Would his career have been incomplete had he not scored an international try?
"Ah, not really but I enjoyed the moment," McBride responds.
"Some young fella jumped the hoarding and wrapped me in a tricolour, and forty years on I met him in an airport.
"'Thanks for the memories', he said, having explained who he was," recalls McBride.
"I smiled back and said: "That's what it's all about...but you'll still be hearing from my lawyer."
In a glittering career, is there one rugby memory which prevails above all others?
"Beating the All Blacks in their own back yard in 1971 would have to be up there. We are the only Lions team in the history of rugby to go to New Zealand and win the test series outright.
"We had so many talented rugby footballers, Mike Gibson was a genius and Gareth Edwards was, for me, the most naturally-gifted footballer I've ever played with or against."
The sun is setting and Willie John is lost in the mists of time - back in Eden Park, rampaging through a phalanx of All Blacks, only this time, over his shoulder, appears his wife, Penny, to whisper: "It's getting a little cold out here".

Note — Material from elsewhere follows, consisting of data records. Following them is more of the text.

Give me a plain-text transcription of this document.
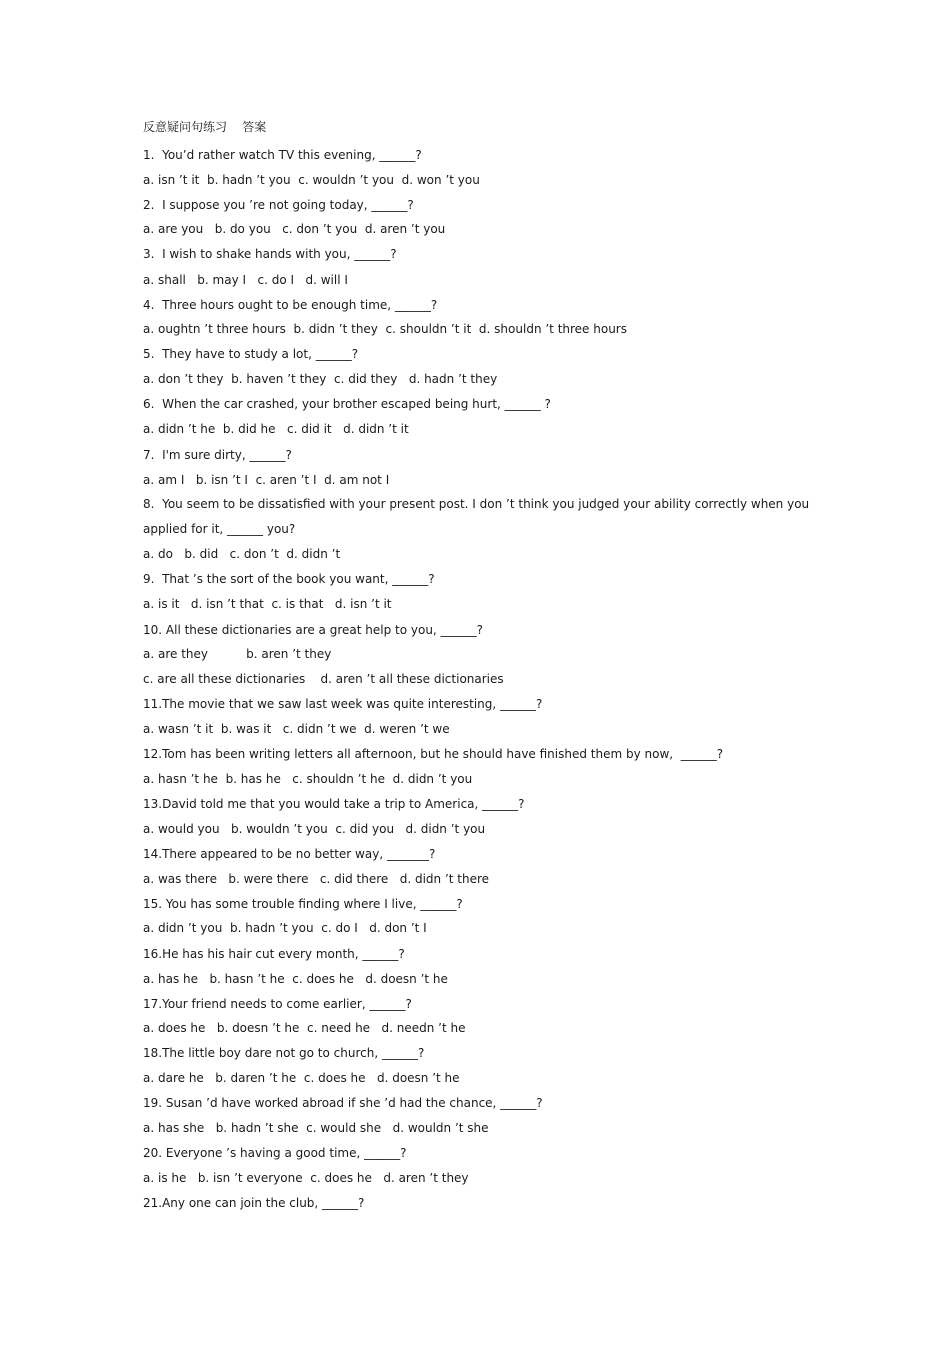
反意疑问句练习    答案
1.  You’d rather watch TV this evening, ______?
a. isn ’t it  b. hadn ’t you  c. wouldn ’t you  d. won ’t you
2.  I suppose you ’re not going today, ______?
a. are you   b. do you   c. don ’t you  d. aren ’t you
3.  I wish to shake hands with you, ______?
a. shall   b. may I   c. do I   d. will I
4.  Three hours ought to be enough time, ______?
a. oughtn ’t three hours  b. didn ’t they  c. shouldn ’t it  d. shouldn ’t three hours
5.  They have to study a lot, ______?
a. don ’t they  b. haven ’t they  c. did they   d. hadn ’t they
6.  When the car crashed, your brother escaped being hurt, ______ ?
a. didn ’t he  b. did he   c. did it   d. didn ’t it
7.  I'm sure dirty, ______?
a. am I   b. isn ’t I  c. aren ’t I  d. am not I
8.  You seem to be dissatisfied with your present post. I don ’t think you judged your ability correctly when you
applied for it, ______ you?
a. do   b. did   c. don ’t  d. didn ’t
9.  That ’s the sort of the book you want, ______?
a. is it   d. isn ’t that  c. is that   d. isn ’t it
10. All these dictionaries are a great help to you, ______?
a. are they          b. aren ’t they
c. are all these dictionaries    d. aren ’t all these dictionaries
11.The movie that we saw last week was quite interesting, ______?
a. wasn ’t it  b. was it   c. didn ’t we  d. weren ’t we
12.Tom has been writing letters all afternoon, but he should have finished them by now,  ______?
a. hasn ’t he  b. has he   c. shouldn ’t he  d. didn ’t you
13.David told me that you would take a trip to America, ______?
a. would you   b. wouldn ’t you  c. did you   d. didn ’t you
14.There appeared to be no better way, _______?
a. was there   b. were there   c. did there   d. didn ’t there
15. You has some trouble finding where I live, ______?
a. didn ’t you  b. hadn ’t you  c. do I   d. don ’t I
16.He has his hair cut every month, ______?
a. has he   b. hasn ’t he  c. does he   d. doesn ’t he
17.Your friend needs to come earlier, ______?
a. does he   b. doesn ’t he  c. need he   d. needn ’t he
18.The little boy dare not go to church, ______?
a. dare he   b. daren ’t he  c. does he   d. doesn ’t he
19. Susan ’d have worked abroad if she ’d had the chance, ______?
a. has she   b. hadn ’t she  c. would she   d. wouldn ’t she
20. Everyone ’s having a good time, ______?
a. is he   b. isn ’t everyone  c. does he   d. aren ’t they
21.Any one can join the club, ______?
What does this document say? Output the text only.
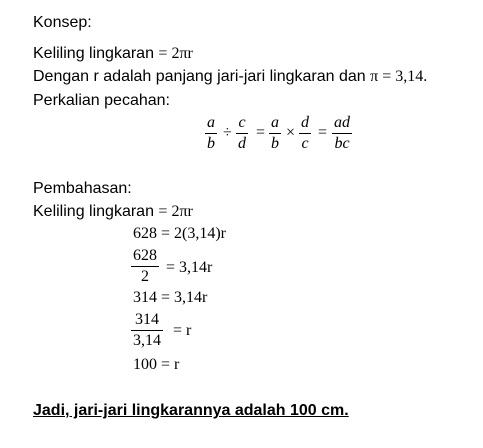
Konsep:
Keliling lingkaran = 2πr
Dengan r adalah panjang jari-jari lingkaran dan π = 3,14.
Perkalian pecahan:
a
b
÷
c
d
=
a
b
×
d
c
=
ad
bc
Pembahasan:
Keliling lingkaran = 2πr
628 = 2(3,14)r
628
2
= 3,14r
314 = 3,14r
314
3,14
= r
100 = r
Jadi, jari-jari lingkarannya adalah 100 cm.
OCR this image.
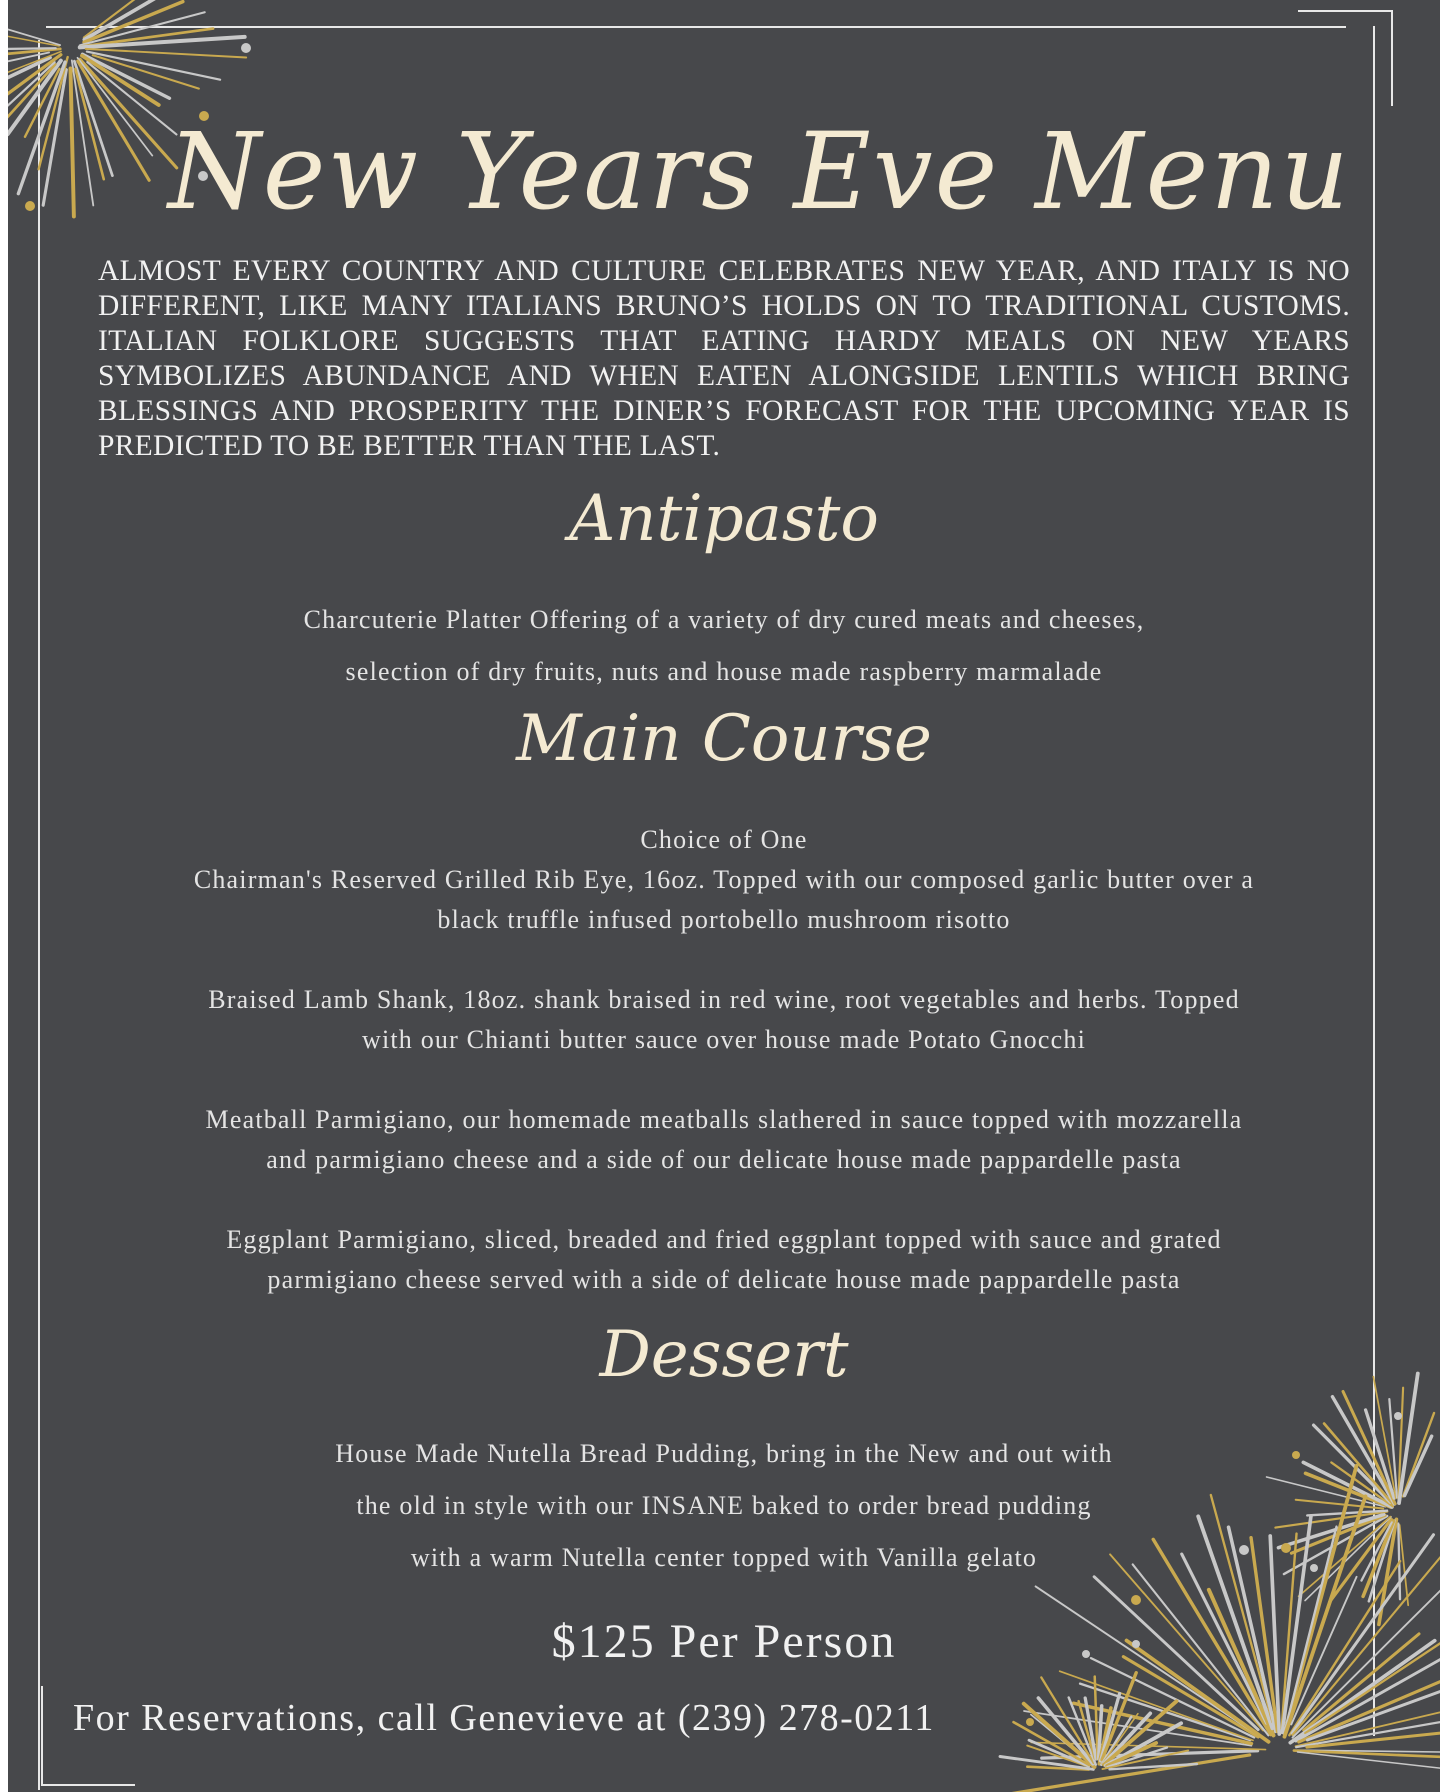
New Years Eve Menu

ALMOST EVERY COUNTRY AND CULTURE CELEBRATES NEW YEAR, AND ITALY IS NO DIFFERENT, LIKE MANY ITALIANS BRUNO’S HOLDS ON TO TRADITIONAL CUSTOMS. ITALIAN FOLKLORE SUGGESTS THAT EATING HARDY MEALS ON NEW YEARS SYMBOLIZES ABUNDANCE AND WHEN EATEN ALONGSIDE LENTILS WHICH BRING BLESSINGS AND PROSPERITY THE DINER’S FORECAST FOR THE UPCOMING YEAR IS PREDICTED TO BE BETTER THAN THE LAST.

Antipasto
Charcuterie Platter Offering of a variety of dry cured meats and cheeses,
selection of dry fruits, nuts and house made raspberry marmalade
Main Course
Choice of One
Chairman's Reserved Grilled Rib Eye, 16oz. Topped with our composed garlic butter over a
black truffle infused portobello mushroom risotto
Braised Lamb Shank, 18oz. shank braised in red wine, root vegetables and herbs. Topped
with our Chianti butter sauce over house made Potato Gnocchi
Meatball Parmigiano, our homemade meatballs slathered in sauce topped with mozzarella
and parmigiano cheese and a side of our delicate house made pappardelle pasta
Eggplant Parmigiano, sliced, breaded and fried eggplant topped with sauce and grated
parmigiano cheese served with a side of delicate house made pappardelle pasta
Dessert
House Made Nutella Bread Pudding, bring in the New and out with
the old in style with our INSANE baked to order bread pudding
with a warm Nutella center topped with Vanilla gelato
$125 Per Person
For Reservations, call Genevieve at (239) 278-0211
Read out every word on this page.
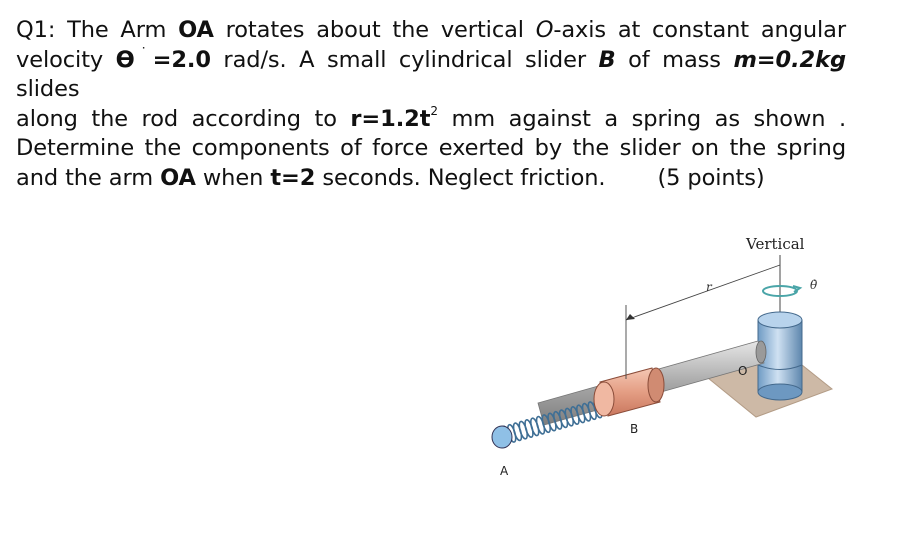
Q1: The Arm OA rotates about the vertical O-axis at constant angular
velocity ϴ˙=2.0 rad/s. A small cylindrical slider B of mass m=0.2kg slides
along the rod according to $r=1.2t^2$ mm against a spring as shown .
Determine the components of force exerted by the slider on the spring
and the arm OA when t=2 seconds. Neglect friction. (5 points)
Vertical
θ̇
r
O
B
A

"We've been married 53 years," the great man continues.
"Some of those tours were five months long and I owe everything to my wife.
"Rugby even gave me Penny. I met her on a blind date, her dad was the Ireland team doctor."
If never taking a backwards step was the key to rugby success, what, I wonder, has been the secret of over half a century of marriage?
"Oh, that's simple," he shrugs.
"I always remind her it's a long walk from Ballyclare back to Malahide."
The tongue in cheek observation is book-ended with a worldly wink.
'I want to live forever'
It's easy to forget that Willie John is now an octogenarian, but as it was on the field, so it is off it - he remains master of all he surveys, composed and in control.
As he ambles to the door he pauses before entering and offloads one last pearl.
"Eighty, I don't feel it. I said to my doctor the other day, 'we have a problem'."
"What's the problem?", the doctor responds.
"I want to live forever, I said."
"And what's the problem with that, Willie?"
"Well, the problem is doctor, you're the key to ensuring that...."
The guffawing is contagious and so is the man.
"You'll be back for my 90th?", McBride asks as we go our separate ways.
"I will Willie, I will. Sure you bring a ball and I'll bring a bottle."
And, with that, off into the twilight we traipse.